Degraded QuickSilver Workflows

Incident Report for Pantheon Operations

Postmortem

At 14:58 UTC October 16th, an unexpected disruption occurred to our Quicksilver service, traced back to secret key rotation executed late the previous week as part of regular security maintenance. Although the rotation itself didn't immediately affect production, a subsequent code merge on Monday morning resulted in Quicksilver jobs failing to run. Service was restored at 19:05 UTC. We have identified improvements that will help us detect and prevent similar issues in the future.

Posted Oct 20, 2023 - 11:02 PDT

Resolved

Following continued monitoring, we are pleased to confirm the resolution of the QuickSilver service disruption. Our engineering team has identified and addressed the underlying issue, restoring full functionality to all workflows.

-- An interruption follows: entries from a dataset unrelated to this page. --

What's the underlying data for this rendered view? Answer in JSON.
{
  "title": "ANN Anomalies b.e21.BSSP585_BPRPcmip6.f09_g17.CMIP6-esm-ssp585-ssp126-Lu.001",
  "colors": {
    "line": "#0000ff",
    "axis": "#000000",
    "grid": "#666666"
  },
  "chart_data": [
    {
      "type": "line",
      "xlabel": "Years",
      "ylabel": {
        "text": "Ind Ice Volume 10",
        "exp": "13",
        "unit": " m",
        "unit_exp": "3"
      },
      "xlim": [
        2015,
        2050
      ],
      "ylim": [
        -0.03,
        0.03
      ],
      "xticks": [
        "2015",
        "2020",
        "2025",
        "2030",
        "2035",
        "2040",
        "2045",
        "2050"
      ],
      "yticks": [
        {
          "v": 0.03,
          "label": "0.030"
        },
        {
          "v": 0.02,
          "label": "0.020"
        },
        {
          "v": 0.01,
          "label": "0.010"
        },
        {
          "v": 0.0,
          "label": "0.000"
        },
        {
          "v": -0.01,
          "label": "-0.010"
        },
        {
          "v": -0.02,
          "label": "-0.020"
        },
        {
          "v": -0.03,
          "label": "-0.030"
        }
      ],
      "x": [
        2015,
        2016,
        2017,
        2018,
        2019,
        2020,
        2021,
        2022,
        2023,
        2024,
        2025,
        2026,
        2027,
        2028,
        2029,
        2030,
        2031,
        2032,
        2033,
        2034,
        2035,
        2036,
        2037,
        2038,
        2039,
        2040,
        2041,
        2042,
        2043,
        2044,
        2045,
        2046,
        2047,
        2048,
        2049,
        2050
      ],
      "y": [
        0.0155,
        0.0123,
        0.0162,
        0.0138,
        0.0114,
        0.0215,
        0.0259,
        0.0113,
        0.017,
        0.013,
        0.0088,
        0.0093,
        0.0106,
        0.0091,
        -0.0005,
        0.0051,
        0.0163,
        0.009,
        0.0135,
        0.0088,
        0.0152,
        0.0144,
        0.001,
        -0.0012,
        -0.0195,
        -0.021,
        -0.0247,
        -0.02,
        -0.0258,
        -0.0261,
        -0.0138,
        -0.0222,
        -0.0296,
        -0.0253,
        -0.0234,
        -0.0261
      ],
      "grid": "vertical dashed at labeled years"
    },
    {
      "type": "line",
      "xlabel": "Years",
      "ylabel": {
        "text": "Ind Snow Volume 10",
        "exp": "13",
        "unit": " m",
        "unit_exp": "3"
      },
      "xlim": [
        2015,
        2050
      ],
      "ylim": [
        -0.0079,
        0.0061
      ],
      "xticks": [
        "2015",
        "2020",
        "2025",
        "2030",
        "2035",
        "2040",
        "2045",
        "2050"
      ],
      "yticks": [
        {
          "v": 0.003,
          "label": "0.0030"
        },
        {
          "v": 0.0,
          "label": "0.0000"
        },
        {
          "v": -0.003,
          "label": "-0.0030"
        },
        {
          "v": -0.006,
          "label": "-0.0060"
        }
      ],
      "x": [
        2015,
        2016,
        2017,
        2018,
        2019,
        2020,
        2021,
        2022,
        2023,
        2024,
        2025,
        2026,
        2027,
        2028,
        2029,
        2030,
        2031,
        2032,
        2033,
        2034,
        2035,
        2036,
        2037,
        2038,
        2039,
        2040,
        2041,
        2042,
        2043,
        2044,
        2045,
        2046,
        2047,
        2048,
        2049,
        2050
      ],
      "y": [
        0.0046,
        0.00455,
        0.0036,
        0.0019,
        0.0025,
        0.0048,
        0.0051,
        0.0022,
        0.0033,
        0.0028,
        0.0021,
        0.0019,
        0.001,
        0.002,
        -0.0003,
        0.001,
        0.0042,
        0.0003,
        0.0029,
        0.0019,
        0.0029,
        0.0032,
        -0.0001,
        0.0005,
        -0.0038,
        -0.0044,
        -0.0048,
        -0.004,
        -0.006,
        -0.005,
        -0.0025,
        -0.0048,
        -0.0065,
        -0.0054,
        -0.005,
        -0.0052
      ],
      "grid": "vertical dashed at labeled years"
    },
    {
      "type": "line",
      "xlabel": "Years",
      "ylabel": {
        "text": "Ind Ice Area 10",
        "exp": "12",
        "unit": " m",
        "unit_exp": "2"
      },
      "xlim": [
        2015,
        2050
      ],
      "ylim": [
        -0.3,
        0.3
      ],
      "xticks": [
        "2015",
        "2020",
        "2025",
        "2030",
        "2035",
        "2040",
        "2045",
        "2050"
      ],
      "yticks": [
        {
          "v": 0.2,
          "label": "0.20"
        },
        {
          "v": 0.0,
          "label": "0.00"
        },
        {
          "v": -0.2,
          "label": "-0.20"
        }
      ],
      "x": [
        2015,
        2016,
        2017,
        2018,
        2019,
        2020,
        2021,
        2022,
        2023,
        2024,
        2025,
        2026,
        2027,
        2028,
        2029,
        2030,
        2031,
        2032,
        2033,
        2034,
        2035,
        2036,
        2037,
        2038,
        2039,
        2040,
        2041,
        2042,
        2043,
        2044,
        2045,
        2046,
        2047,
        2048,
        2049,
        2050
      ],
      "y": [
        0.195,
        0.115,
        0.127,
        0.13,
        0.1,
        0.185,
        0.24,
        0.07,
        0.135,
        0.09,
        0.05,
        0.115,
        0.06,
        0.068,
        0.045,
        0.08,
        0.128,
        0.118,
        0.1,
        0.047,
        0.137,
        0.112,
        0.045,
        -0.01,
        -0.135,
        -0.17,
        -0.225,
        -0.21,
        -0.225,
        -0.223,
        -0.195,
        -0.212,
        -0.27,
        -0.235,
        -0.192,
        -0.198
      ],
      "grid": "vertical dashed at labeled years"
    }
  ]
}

We appreciate your patience throughout this resolution process. For any remaining or new concerns, please feel free to reach out to our support team.
Posted Oct 16, 2023 - 14:01 PDT

Monitoring

Our engineering team has successfully addressed the cause of QuickSilver workflows being degraded. We are now monitoring to ensure continued stability, and we appreciate your patience during this work.

If you have any outstanding issues, please don't hesitate to reach out to support.
Posted Oct 16, 2023 - 12:23 PDT

Identified

Our team has identified the issue and is actively working on a solution. We apologize for any inconvenience caused and appreciate your patience as we resolve this matter.
Posted Oct 16, 2023 - 11:58 PDT

Investigating

We have detected and are investigating QuickSilver workflows not completing. If a site has workflows that rely on QuickSilver, the workflow will show as still in progress despite being completed. Any QuickSilver operations will need to be run manually.

For urgent issues, please contact support by opening a ticket or support chat.
Posted Oct 16, 2023 - 11:34 PDT
This incident affected: Workflow Operations.